In class on Friday, we concluded our discussion of whether or not we would ourselves enter a machine which would, in essence, make your dreams come true and make your life perfect, complete with hardships, trials, and perhaps unrealistic payoffs. This comes at the cost of completely leaving the real world once you enter the machine. While this sounds convenient, there is something that seems wrong with this concept to me, and I will try to articulate my opinion clearly enough here for others to either argue against it or at least understand it.
My first complaint is that this is nothing more than an escape from reality, an altered existence. Everything that happens in this machine will inevitably be to your benefit in the long run. Perhaps what is the machine's greatest strong point is something I consider a point of weakness. I should not have to get on a machine to succeed at something that is the goal of my life. The machine is going to require me to make some slight effort at the very least, but the reward is false everywhere except in your mind. While this is the drawing point of the machine, the fact that it doesn’t apply to the real world and is supposed to be a replacement for the real world ruins the concept for me.
I would like to compare this machine to video games, as that’s all this machine really is. I am definitely not one to say that video games have no purpose, nor that they are all a waste of time because their achievements don’t apply to the real world. The major difference from video games and this machine is that video games perhaps stimulate the mind and offer a vacation from reality, they do not replace existence. Games are getting to be so that one game can hold a hell of a lot of information, and MMO games sometimes feel like real world replacements since there is a lot of player-player interaction, but playing a game should be just that, playing.
A game should not become replace your life and claim your life as part of its twisted little program and claim otherwise.
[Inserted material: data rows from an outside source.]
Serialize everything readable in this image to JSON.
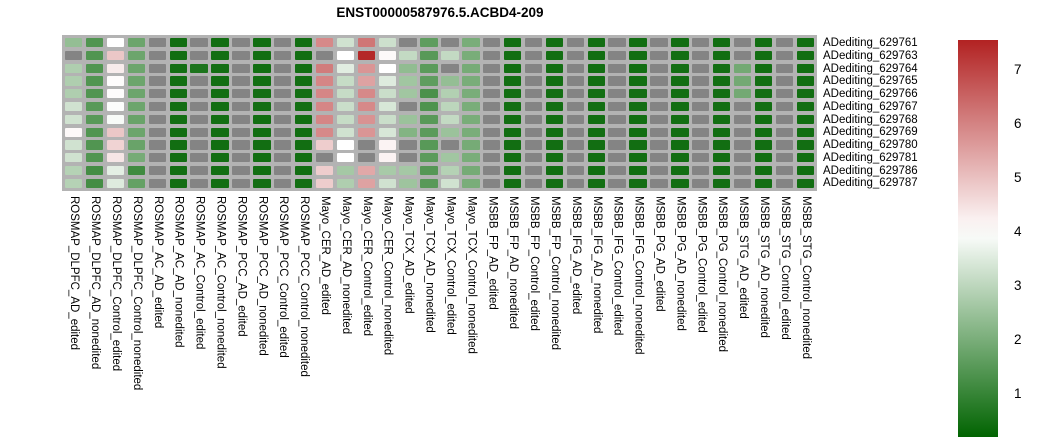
{
  "chart_data": {
    "type": "heatmap",
    "title": "ENST00000587976.5.ACBD4-209",
    "rows": [
      "ADediting_629761",
      "ADediting_629763",
      "ADediting_629764",
      "ADediting_629765",
      "ADediting_629766",
      "ADediting_629767",
      "ADediting_629768",
      "ADediting_629769",
      "ADediting_629780",
      "ADediting_629781",
      "ADediting_629786",
      "ADediting_629787"
    ],
    "columns": [
      "ROSMAP_DLPFC_AD_edited",
      "ROSMAP_DLPFC_AD_nonedited",
      "ROSMAP_DLPFC_Control_edited",
      "ROSMAP_DLPFC_Control_nonedited",
      "ROSMAP_AC_AD_edited",
      "ROSMAP_AC_AD_nonedited",
      "ROSMAP_AC_Control_edited",
      "ROSMAP_AC_Control_nonedited",
      "ROSMAP_PCC_AD_edited",
      "ROSMAP_PCC_AD_nonedited",
      "ROSMAP_PCC_Control_edited",
      "ROSMAP_PCC_Control_nonedited",
      "Mayo_CER_AD_edited",
      "Mayo_CER_AD_nonedited",
      "Mayo_CER_Control_edited",
      "Mayo_CER_Control_nonedited",
      "Mayo_TCX_AD_edited",
      "Mayo_TCX_AD_nonedited",
      "Mayo_TCX_Control_edited",
      "Mayo_TCX_Control_nonedited",
      "MSBB_FP_AD_edited",
      "MSBB_FP_AD_nonedited",
      "MSBB_FP_Control_edited",
      "MSBB_FP_Control_nonedited",
      "MSBB_IFG_AD_edited",
      "MSBB_IFG_AD_nonedited",
      "MSBB_IFG_Control_edited",
      "MSBB_IFG_Control_nonedited",
      "MSBB_PG_AD_edited",
      "MSBB_PG_AD_nonedited",
      "MSBB_PG_Control_edited",
      "MSBB_PG_Control_nonedited",
      "MSBB_STG_AD_edited",
      "MSBB_STG_AD_nonedited",
      "MSBB_STG_Control_edited",
      "MSBB_STG_Control_nonedited"
    ],
    "values": [
      [
        2.4,
        1.4,
        4.0,
        1.8,
        null,
        0.45,
        null,
        0.45,
        null,
        0.45,
        null,
        0.45,
        5.9,
        3.3,
        6.2,
        3.25,
        null,
        1.6,
        null,
        2.0,
        null,
        0.45,
        null,
        0.45,
        null,
        0.45,
        null,
        0.45,
        null,
        0.45,
        null,
        0.45,
        null,
        0.45,
        null,
        0.45
      ],
      [
        null,
        1.4,
        4.9,
        1.8,
        null,
        0.45,
        null,
        0.45,
        null,
        0.45,
        null,
        0.45,
        null,
        4.0,
        7.45,
        4.1,
        3.1,
        1.5,
        3.1,
        2.0,
        null,
        0.45,
        null,
        0.45,
        null,
        0.45,
        null,
        0.45,
        null,
        0.45,
        null,
        0.45,
        null,
        0.45,
        null,
        0.45
      ],
      [
        2.8,
        1.4,
        4.3,
        1.8,
        null,
        0.45,
        0.6,
        0.45,
        null,
        0.45,
        null,
        0.45,
        6.1,
        3.55,
        5.7,
        4.0,
        2.35,
        1.55,
        null,
        1.95,
        null,
        0.45,
        null,
        0.45,
        null,
        0.45,
        null,
        0.45,
        null,
        0.45,
        null,
        0.45,
        1.9,
        0.45,
        null,
        0.45
      ],
      [
        2.8,
        1.4,
        4.05,
        1.8,
        null,
        0.45,
        null,
        0.45,
        null,
        0.45,
        null,
        0.45,
        5.95,
        3.15,
        5.5,
        3.5,
        2.6,
        1.6,
        2.4,
        2.0,
        null,
        0.45,
        null,
        0.45,
        null,
        0.45,
        null,
        0.45,
        null,
        0.45,
        null,
        0.45,
        1.9,
        0.45,
        null,
        0.45
      ],
      [
        2.8,
        1.4,
        4.05,
        1.8,
        null,
        0.45,
        null,
        0.45,
        null,
        0.45,
        null,
        0.45,
        5.95,
        3.15,
        5.9,
        3.2,
        2.6,
        1.3,
        2.85,
        2.0,
        null,
        0.45,
        null,
        0.45,
        null,
        0.45,
        null,
        0.45,
        null,
        0.45,
        null,
        0.45,
        1.9,
        0.45,
        null,
        0.45
      ],
      [
        3.3,
        1.5,
        3.95,
        1.8,
        null,
        0.45,
        null,
        0.45,
        null,
        0.45,
        null,
        0.45,
        5.95,
        3.2,
        5.9,
        3.4,
        null,
        1.35,
        3.0,
        2.0,
        null,
        0.45,
        null,
        0.45,
        null,
        0.45,
        null,
        0.45,
        null,
        0.45,
        null,
        0.45,
        null,
        0.45,
        null,
        0.45
      ],
      [
        3.3,
        1.5,
        3.9,
        1.75,
        null,
        0.45,
        null,
        0.45,
        null,
        0.45,
        null,
        0.45,
        5.95,
        3.15,
        5.75,
        3.2,
        2.5,
        1.5,
        3.1,
        2.0,
        null,
        0.45,
        null,
        0.45,
        null,
        0.45,
        null,
        0.45,
        null,
        0.45,
        null,
        0.45,
        null,
        0.45,
        null,
        0.45
      ],
      [
        4.1,
        1.4,
        4.9,
        1.8,
        null,
        0.45,
        null,
        0.45,
        null,
        0.45,
        null,
        0.45,
        5.9,
        3.3,
        5.7,
        3.4,
        2.15,
        1.55,
        2.5,
        2.0,
        null,
        0.45,
        null,
        0.45,
        null,
        0.45,
        null,
        0.45,
        null,
        0.45,
        null,
        0.45,
        null,
        0.45,
        null,
        0.45
      ],
      [
        3.3,
        1.4,
        4.7,
        1.75,
        null,
        0.45,
        null,
        0.45,
        null,
        0.45,
        null,
        0.45,
        4.8,
        4.0,
        null,
        4.2,
        null,
        1.5,
        null,
        1.95,
        null,
        0.45,
        null,
        0.45,
        null,
        0.45,
        null,
        0.45,
        null,
        0.45,
        null,
        0.45,
        null,
        0.45,
        null,
        0.45
      ],
      [
        3.3,
        1.4,
        4.4,
        1.95,
        null,
        0.45,
        null,
        0.45,
        null,
        0.45,
        null,
        0.45,
        null,
        4.0,
        null,
        4.2,
        null,
        1.55,
        2.6,
        2.0,
        null,
        0.45,
        null,
        0.45,
        null,
        0.45,
        null,
        0.45,
        null,
        0.45,
        null,
        0.45,
        null,
        0.45,
        null,
        0.45
      ],
      [
        2.9,
        1.2,
        3.6,
        1.15,
        null,
        0.45,
        null,
        0.45,
        null,
        0.45,
        null,
        0.45,
        4.8,
        2.65,
        5.4,
        2.7,
        2.65,
        1.45,
        2.9,
        1.95,
        null,
        0.45,
        null,
        0.45,
        null,
        0.45,
        null,
        0.45,
        null,
        0.45,
        null,
        0.45,
        null,
        0.45,
        null,
        0.45
      ],
      [
        2.9,
        1.2,
        3.5,
        1.7,
        null,
        0.45,
        null,
        0.45,
        null,
        0.45,
        null,
        0.45,
        4.8,
        2.8,
        5.5,
        3.3,
        2.55,
        1.5,
        3.3,
        2.0,
        null,
        0.45,
        null,
        0.45,
        null,
        0.45,
        null,
        0.45,
        null,
        0.45,
        null,
        0.45,
        null,
        0.45,
        null,
        0.45
      ]
    ],
    "na_color": "#848484",
    "grid_color": "#b3b3b3",
    "colorbar": {
      "min": 0.2,
      "mid": 4,
      "max": 7.55,
      "low_color": "#016401",
      "mid_color": "#ffffff",
      "high_color": "#b22222",
      "ticks": [
        7,
        6,
        5,
        4,
        3,
        2,
        1
      ],
      "tick_labels": [
        "7",
        "6",
        "5",
        "4",
        "3",
        "2",
        "1"
      ],
      "legend_position": "right"
    },
    "grid": false
  }
}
Achievements that claim to be made in the real world should be done with effort in the real world. Perhaps you can’t reach the same level of success that you could on the machine, my response to that is that is what makes the machine worthless. Attaining real skills and succeeding at something should not be fed to you.
I feel I still might not have expressed myself clearly enough, but let me know what you think and I can try to clear something up or consider another point of argument for or against the machine.